Mapos, Majene — Menanggapi banyaknya keluhan masyarakat yang menilai layanan Kantor Badan Pertanahan Nasional (BPN) Kabupaten Majene buruk, pihak DPRD setempat akan melakukan klarifikasi atau rapat dengar pendapat.
Ketua DPRD Kabupaten Majene, M Idwar mengatakan, pihaknya akan memanggil pihak BPN untuk didengar pendapatnya terkait dugaan lambatnya layanan dan bahkan terkesan mempersulit masyarakat.
“Insya Allah, pekan depan akan kita agendakan untuk dengar pendapat kepada pihak BPN dan instansi terkait.

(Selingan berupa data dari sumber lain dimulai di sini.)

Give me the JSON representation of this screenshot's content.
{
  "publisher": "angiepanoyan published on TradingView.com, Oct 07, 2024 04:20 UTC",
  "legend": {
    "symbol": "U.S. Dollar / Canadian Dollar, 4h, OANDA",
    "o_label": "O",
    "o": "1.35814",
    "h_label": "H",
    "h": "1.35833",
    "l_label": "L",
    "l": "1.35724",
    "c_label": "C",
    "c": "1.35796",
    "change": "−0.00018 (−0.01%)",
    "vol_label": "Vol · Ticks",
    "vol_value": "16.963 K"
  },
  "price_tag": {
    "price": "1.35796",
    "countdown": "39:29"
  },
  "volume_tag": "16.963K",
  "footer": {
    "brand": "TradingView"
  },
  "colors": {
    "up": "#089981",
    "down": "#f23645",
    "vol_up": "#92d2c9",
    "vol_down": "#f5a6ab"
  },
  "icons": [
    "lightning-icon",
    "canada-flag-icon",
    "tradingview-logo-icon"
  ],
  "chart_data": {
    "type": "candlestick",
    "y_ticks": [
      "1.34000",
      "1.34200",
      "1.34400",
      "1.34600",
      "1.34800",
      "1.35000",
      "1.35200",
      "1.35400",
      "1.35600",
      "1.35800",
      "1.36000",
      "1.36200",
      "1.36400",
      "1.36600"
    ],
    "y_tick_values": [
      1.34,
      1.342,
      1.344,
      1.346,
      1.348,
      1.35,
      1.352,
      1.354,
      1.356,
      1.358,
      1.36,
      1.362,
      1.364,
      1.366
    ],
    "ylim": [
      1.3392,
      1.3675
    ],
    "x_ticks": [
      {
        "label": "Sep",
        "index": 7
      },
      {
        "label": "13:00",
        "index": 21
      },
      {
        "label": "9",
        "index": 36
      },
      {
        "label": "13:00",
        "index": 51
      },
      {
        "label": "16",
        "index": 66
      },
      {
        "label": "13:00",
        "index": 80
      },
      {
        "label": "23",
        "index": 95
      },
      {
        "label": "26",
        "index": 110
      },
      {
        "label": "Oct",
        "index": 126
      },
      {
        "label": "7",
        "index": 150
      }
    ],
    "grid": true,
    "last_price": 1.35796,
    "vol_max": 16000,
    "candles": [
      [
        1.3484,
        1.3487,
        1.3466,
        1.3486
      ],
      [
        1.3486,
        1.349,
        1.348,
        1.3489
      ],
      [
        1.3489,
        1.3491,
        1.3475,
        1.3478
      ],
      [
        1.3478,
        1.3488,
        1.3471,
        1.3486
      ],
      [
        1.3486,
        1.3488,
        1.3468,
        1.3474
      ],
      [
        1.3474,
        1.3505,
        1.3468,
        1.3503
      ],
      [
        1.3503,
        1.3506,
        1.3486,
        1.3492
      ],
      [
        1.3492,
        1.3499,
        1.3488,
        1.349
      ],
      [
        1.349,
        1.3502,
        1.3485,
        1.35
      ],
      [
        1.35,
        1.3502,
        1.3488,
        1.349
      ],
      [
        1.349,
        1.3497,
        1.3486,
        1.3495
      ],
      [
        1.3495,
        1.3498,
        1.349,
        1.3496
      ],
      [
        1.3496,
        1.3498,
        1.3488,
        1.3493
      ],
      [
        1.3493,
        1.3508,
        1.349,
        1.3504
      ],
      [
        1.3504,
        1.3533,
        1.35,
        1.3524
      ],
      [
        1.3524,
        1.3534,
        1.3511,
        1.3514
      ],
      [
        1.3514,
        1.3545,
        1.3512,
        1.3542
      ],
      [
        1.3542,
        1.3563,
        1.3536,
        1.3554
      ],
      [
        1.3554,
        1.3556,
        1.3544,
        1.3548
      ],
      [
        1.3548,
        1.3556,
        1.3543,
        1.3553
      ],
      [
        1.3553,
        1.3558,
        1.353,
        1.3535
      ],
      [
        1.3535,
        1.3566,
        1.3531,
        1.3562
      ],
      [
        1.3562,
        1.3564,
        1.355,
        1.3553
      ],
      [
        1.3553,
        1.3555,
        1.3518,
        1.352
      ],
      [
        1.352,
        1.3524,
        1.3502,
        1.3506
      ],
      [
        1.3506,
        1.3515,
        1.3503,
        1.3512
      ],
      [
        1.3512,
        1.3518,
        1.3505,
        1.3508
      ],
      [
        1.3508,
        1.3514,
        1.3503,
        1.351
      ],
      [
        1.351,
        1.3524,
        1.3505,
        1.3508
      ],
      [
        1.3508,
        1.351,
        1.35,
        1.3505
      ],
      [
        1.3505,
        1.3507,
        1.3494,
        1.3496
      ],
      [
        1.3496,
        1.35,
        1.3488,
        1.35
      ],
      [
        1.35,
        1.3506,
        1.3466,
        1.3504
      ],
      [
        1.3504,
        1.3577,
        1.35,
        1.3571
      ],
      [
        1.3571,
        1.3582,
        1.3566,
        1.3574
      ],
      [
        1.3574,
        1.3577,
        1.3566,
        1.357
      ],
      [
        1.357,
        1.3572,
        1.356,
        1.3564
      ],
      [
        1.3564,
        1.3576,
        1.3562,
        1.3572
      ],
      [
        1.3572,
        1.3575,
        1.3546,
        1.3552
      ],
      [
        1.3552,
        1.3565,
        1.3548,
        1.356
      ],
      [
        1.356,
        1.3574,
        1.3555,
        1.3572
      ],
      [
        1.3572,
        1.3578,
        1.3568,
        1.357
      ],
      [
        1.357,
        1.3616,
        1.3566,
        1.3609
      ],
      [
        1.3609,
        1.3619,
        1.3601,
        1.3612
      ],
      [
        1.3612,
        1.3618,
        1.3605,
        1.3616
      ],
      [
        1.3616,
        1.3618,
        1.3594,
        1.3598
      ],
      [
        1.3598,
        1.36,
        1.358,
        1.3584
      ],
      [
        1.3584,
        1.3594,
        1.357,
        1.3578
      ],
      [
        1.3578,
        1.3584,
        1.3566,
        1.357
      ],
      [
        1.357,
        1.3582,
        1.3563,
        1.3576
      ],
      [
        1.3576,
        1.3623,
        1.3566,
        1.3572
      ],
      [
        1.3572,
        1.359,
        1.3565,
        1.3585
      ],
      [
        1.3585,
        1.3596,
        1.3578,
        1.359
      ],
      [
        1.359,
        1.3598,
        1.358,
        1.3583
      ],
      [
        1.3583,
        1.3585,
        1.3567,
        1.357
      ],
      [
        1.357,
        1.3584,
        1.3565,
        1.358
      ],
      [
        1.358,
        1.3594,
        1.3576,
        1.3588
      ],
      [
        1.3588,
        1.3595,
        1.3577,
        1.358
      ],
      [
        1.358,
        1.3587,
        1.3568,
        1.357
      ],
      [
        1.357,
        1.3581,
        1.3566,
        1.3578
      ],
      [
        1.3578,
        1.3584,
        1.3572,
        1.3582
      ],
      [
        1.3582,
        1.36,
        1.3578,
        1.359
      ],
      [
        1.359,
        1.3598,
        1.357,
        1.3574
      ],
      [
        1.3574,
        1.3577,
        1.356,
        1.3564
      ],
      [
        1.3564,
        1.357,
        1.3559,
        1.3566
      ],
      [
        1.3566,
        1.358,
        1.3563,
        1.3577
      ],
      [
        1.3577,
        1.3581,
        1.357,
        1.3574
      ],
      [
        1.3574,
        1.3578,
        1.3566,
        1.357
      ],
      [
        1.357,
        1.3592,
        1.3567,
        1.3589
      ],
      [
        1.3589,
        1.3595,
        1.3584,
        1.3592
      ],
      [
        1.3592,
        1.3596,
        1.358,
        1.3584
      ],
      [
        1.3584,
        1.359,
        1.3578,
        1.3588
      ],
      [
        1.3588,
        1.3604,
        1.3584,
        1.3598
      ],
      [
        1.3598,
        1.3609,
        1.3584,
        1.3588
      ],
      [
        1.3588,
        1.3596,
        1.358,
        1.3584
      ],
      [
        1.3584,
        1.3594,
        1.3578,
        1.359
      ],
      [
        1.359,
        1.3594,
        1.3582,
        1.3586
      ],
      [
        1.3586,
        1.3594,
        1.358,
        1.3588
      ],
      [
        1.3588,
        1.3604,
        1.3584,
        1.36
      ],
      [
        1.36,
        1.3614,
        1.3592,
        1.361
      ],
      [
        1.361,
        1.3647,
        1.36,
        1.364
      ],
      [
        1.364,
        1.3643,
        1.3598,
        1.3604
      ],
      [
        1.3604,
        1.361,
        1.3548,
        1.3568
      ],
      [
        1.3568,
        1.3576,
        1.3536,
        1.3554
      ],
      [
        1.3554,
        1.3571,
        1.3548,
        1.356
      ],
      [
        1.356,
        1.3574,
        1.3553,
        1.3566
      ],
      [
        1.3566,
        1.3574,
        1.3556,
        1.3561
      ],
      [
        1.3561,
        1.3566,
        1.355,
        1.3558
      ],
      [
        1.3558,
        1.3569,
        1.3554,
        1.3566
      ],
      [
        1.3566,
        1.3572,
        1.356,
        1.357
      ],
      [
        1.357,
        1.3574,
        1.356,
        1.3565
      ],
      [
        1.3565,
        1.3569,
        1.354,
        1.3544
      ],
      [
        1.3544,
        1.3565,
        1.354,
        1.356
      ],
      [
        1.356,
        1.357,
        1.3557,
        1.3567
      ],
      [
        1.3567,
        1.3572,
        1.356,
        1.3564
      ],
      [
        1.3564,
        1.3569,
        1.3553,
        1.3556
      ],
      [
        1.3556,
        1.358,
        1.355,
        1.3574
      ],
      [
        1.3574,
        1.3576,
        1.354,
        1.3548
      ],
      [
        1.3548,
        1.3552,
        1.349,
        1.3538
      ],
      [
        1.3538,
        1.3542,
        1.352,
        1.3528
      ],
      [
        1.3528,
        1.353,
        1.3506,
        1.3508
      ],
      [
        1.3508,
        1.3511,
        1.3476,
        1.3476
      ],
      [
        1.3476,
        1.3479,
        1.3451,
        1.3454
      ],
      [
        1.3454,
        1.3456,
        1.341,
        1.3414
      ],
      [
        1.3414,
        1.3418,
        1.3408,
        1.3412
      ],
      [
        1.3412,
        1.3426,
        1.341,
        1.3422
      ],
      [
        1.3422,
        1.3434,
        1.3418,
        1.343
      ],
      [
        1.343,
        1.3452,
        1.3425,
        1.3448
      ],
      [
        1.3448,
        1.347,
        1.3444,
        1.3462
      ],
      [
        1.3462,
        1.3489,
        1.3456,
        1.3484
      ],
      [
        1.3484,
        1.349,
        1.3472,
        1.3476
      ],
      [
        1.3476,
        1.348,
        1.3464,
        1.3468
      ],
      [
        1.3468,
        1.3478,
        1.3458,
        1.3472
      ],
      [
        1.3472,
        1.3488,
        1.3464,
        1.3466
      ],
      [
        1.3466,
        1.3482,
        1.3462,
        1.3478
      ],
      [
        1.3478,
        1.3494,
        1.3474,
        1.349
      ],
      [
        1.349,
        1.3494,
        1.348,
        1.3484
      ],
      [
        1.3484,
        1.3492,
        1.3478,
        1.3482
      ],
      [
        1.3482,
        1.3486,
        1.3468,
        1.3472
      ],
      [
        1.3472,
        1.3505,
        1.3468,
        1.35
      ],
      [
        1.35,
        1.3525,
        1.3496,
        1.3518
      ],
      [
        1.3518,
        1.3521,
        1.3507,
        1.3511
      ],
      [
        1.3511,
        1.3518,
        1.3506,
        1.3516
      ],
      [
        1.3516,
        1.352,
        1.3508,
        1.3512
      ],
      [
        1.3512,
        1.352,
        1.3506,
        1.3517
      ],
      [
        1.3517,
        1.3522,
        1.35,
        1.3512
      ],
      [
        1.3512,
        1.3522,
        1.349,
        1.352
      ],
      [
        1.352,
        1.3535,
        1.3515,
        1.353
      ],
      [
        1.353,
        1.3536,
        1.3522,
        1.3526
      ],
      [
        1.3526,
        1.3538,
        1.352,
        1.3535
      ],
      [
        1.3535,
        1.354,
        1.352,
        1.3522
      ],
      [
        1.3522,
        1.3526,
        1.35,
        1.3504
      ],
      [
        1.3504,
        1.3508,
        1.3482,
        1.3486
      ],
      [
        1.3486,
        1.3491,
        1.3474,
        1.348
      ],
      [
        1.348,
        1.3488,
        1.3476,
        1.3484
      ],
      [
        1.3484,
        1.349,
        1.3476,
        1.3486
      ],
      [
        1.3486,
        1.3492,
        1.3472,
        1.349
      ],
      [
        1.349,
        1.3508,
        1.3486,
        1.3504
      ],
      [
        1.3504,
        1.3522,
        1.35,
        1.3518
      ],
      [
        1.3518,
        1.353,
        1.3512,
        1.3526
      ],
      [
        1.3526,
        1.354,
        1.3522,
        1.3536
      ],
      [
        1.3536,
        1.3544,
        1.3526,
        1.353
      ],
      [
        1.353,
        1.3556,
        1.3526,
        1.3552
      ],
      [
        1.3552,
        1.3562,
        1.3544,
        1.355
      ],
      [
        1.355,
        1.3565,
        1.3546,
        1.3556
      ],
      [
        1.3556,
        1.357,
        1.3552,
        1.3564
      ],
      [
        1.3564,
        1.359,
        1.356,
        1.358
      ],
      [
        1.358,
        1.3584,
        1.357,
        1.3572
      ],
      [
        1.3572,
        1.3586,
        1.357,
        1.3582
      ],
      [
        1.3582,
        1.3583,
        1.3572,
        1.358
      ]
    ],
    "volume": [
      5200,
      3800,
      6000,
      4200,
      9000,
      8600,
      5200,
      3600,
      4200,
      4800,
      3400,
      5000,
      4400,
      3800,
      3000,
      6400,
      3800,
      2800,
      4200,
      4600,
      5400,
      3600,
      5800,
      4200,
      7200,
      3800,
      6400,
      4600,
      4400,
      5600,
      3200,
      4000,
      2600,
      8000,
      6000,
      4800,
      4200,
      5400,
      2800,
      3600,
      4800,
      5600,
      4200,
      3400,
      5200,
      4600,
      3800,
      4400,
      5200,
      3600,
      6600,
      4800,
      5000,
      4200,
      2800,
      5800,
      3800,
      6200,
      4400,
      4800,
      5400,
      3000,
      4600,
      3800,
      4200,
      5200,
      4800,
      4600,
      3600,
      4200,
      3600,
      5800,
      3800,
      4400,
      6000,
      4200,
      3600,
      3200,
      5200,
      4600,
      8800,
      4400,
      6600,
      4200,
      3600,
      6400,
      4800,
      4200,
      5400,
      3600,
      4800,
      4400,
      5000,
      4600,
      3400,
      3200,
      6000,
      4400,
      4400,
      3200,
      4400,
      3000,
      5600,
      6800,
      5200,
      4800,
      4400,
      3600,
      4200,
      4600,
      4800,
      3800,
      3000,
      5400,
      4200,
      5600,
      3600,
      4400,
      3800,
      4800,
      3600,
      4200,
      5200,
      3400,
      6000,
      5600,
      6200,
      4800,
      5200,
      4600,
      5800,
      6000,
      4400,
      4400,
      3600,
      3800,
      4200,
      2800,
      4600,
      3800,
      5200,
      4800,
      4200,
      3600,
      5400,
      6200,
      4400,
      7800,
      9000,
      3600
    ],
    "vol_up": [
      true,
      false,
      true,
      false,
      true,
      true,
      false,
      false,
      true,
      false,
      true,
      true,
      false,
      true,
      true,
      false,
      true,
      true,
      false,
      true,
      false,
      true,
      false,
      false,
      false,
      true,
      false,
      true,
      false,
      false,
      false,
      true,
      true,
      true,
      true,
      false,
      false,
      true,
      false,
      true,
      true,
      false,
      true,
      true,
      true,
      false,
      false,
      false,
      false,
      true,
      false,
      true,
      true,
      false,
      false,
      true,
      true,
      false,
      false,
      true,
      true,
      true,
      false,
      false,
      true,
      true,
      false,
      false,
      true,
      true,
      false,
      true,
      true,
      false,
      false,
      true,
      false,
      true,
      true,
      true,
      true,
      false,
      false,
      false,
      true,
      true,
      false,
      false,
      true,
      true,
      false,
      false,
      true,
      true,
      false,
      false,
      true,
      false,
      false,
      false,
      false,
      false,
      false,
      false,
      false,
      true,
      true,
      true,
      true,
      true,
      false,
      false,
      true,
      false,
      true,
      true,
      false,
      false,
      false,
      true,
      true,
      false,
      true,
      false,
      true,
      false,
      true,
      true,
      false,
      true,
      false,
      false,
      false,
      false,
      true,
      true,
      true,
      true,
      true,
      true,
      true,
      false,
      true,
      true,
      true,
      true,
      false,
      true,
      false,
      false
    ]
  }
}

Apa alasan dia sehingga layanan di BPN kerap diadukan oleh masyarakat,” tutur M Idwar, Jum’at 10 April 2026.
Diketahui, sudah menjadi rahasia umum jika mengurus sertipikat di Kantor BPN Kabupaten Majene tidak semudah membalikkan telapak tangan.
Mulai dari alasan aturan yang cukup berberbelit hingga ke proses perjalanan berkas yang kerap terkendala dengan alasan klasik.
Beragam alasan oleh petugas sampaikan kepada masyarakat supaya terkesan bahwa layanan yang mereka lakukan sudah sesuai dengan SOP.
“Bahkan oleh petugas loket bilang, petugasnya tidak berada di tempat lah, petugas di seksi yang menangani sementara keluar kota lah, hingga alasan jaringan,” keluh warga.
Fenomena ini juga dikeluhkan oleh sejumlah notaris yang bekerja di Kabupaten Majene.
Katanya, selalu mitra kerja, BPN seharusnya satu pandangan terhadap pengurusan sertipikat atau alas hak atas obyek tanah masyarakat.
“Ini kesannya memang agak janggal. Kehati-hatian memang diperlukan karena menyangkut hukum. Tapi, perjelas syarat apa saja yang dibutuhkan untuk kelengkapan berkas misalnya. Supaya masyarakat tidak harus bolak balik,” keluh salah seorang notaris yang enggan namanya disebut.
Salah seorang warga lainnya, Ikhsan juga mengaku, dirinya kerap kecewa dengan layanan di Kantor BPN Majene. Kata dia, seharusnya BPN bekerja secara profesional dan terbuka sebagaimana tertulis dalam layanan aduan di Kantor BPN Majene.
“Belum tiba jam selesai layanan, loket sudah ditutup. Sementara layanan aduan lewat nomor telepon 0821-9486-8635 nyaris tidak pernah diangkat,” ujar Ikhsan.
Dari pantauan terungkap bahwa nomor telepon aduan BPN Majene 0821-9486-8635 baru merespon dua hari terakhir setelah mendapat kritikan dari masyarakat.
Perjalan berkas proses pengalihan hak atas tanah atau terkait obyek tanah bisa memakan waktu berbulan-bulan bahkan tahunan.
Padahal masyarakat berhak atas Standar Pelayanan diantaranya mendapatkan informasi yang jelas mengenai persyaratan, biaya, dan waktu penyelesaian.
Masyarakat berhak atas Kepastian Waktu seperti Mendapatkan pelayanan sesuai dengan standar waktu yang ditetapkan dan hal atas Kualitas Layanan yaitu Pelayanan yang profesional, aman dan dapat dipertanggungjawabkan.
Menanggapi hal itu, M Idwar menegaskan bahwa pihak DPRD Majene akan melakukan pemanggilan melalui komisi 1.
“Nanti kita agendakan ya Pak,” pungkasnya.
Sayangnya, Kepala Kantor BPN Majene, Ilham coba dikonfirmasi belum berhasil. Kata stafnya, Kepala Kantor BPN Majene sedang tidak berada di ditempat.